A planet is a large object such as Venus or Earth that orbits a star. Planets do not make light but can reflect light. Planets are spherical (that is, ball-shaped), because their gravity compresses them into a sphere.
Jupiter is the biggest planet in the Solar System, while the smallest planet in the Solar System is Mercury.
Planets are shaped like a slightly squashed ball (called a spheroid). Objects that orbit planets are called satellites. A star and everything which orbits it are called a star system.
There are eight planets in the Solar System. Pluto used to be called a planet, but in August 2006, the International Astronomical Union decided it was a dwarf planet instead. Because of its similar size to other things in space that were not planets. There are eight more known dwarf planets in the Solar System, Ceres, Eris, Makemake, Haumea, Quaoar, Orcus, Gonggong, and Sedna.
The name "planet" is from the Greek word πλανήτης (planetes), meaning "wanderers", or "things that move".

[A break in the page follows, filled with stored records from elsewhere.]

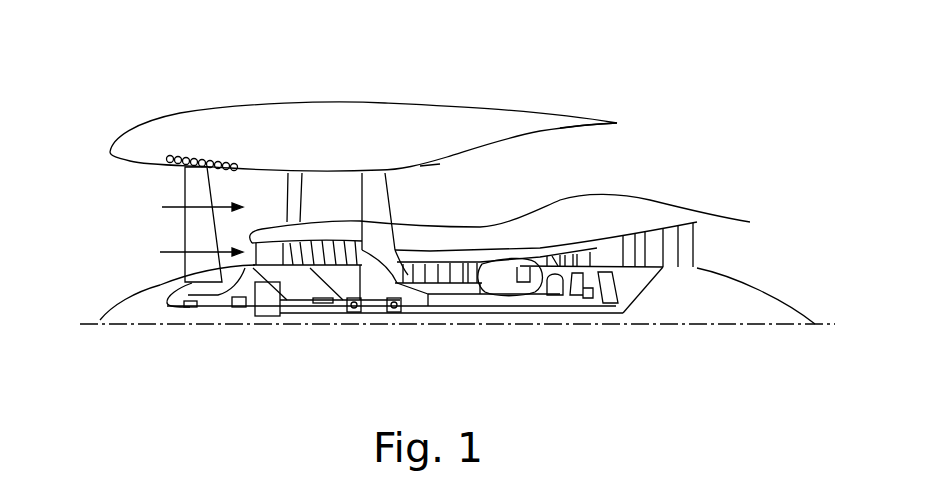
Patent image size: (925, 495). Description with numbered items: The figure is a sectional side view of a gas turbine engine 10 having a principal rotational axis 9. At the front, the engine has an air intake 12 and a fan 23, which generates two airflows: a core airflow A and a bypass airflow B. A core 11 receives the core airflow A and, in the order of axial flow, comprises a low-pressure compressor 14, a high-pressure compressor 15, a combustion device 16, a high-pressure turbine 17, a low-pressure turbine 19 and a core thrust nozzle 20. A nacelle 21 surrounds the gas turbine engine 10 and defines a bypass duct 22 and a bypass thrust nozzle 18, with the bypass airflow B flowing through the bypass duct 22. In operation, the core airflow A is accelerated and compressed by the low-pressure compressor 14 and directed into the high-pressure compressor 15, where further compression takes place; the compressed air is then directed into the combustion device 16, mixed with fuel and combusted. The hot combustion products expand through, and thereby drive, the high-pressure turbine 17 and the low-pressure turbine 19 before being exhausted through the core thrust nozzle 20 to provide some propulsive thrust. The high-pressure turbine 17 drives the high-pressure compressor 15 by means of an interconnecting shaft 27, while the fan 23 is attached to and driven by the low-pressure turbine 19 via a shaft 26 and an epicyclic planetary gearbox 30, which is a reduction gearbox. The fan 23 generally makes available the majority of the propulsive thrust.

The principal rotational axis 9 is at (718, 327).
The gas turbine engine 10 is at (160, 118).
The core 11 is at (519, 232).
The air intake 12 is at (112, 176).
The low-pressure compressor 14 is at (320, 247).
The high-pressure compressor 15 is at (447, 272).
The combustion device 16 is at (505, 278).
The high-pressure turbine 17 is at (560, 252).
The bypass thrust nozzle 18 is at (711, 121).
The low-pressure turbine 19 is at (673, 258).
The core thrust nozzle 20 is at (761, 253).
The nacelle 21 is at (373, 112).
The bypass duct 22 is at (610, 161).
The fan 23 is at (190, 241).
The shaft 26 is at (413, 316).
The interconnecting shaft 27 is at (472, 306).
The epicyclic planetary gearbox 30 is at (268, 318).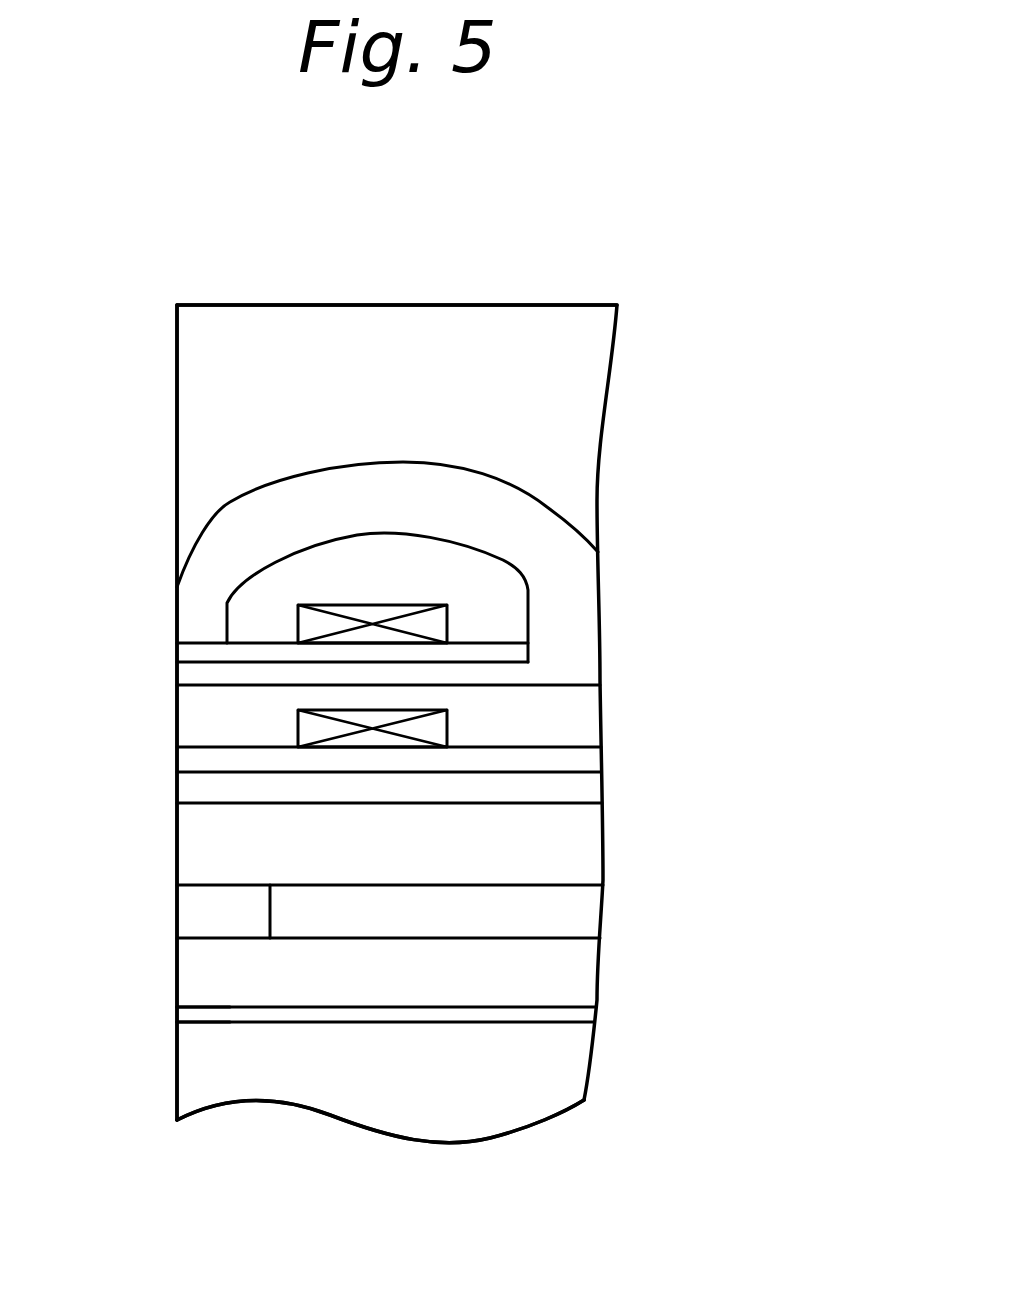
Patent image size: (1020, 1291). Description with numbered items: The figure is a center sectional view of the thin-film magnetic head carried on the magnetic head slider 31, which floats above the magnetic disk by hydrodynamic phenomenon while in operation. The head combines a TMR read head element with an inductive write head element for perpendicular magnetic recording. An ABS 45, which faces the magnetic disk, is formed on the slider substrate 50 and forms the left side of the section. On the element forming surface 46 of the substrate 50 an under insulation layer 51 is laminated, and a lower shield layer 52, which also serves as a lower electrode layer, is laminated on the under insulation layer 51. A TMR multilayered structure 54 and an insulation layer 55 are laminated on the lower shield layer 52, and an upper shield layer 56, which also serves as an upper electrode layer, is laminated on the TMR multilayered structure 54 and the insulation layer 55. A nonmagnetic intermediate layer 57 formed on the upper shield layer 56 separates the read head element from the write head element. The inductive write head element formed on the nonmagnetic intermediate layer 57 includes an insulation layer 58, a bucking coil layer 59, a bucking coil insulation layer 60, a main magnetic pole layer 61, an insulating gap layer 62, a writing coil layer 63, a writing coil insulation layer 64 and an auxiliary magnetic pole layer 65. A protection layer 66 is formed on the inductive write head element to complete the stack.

Until the 1990s, people only knew the planets in the Solar System. Since then 4,905 extrasolar planets (exoplanets) have been discovered in 3,629 planetary systems (January 2022 data). The count includes 808 multi-planetary systems. Known exoplanets range in size from gas giants about twice as large as Jupiter down to just over the size of the Moon. About 100 of these planets are roughly the size as Earth. Nine of these orbit in the habitable zone of their star.[1][2] Also extrasolar moons (moons orbiting extrasolar planets) have been observed.[3]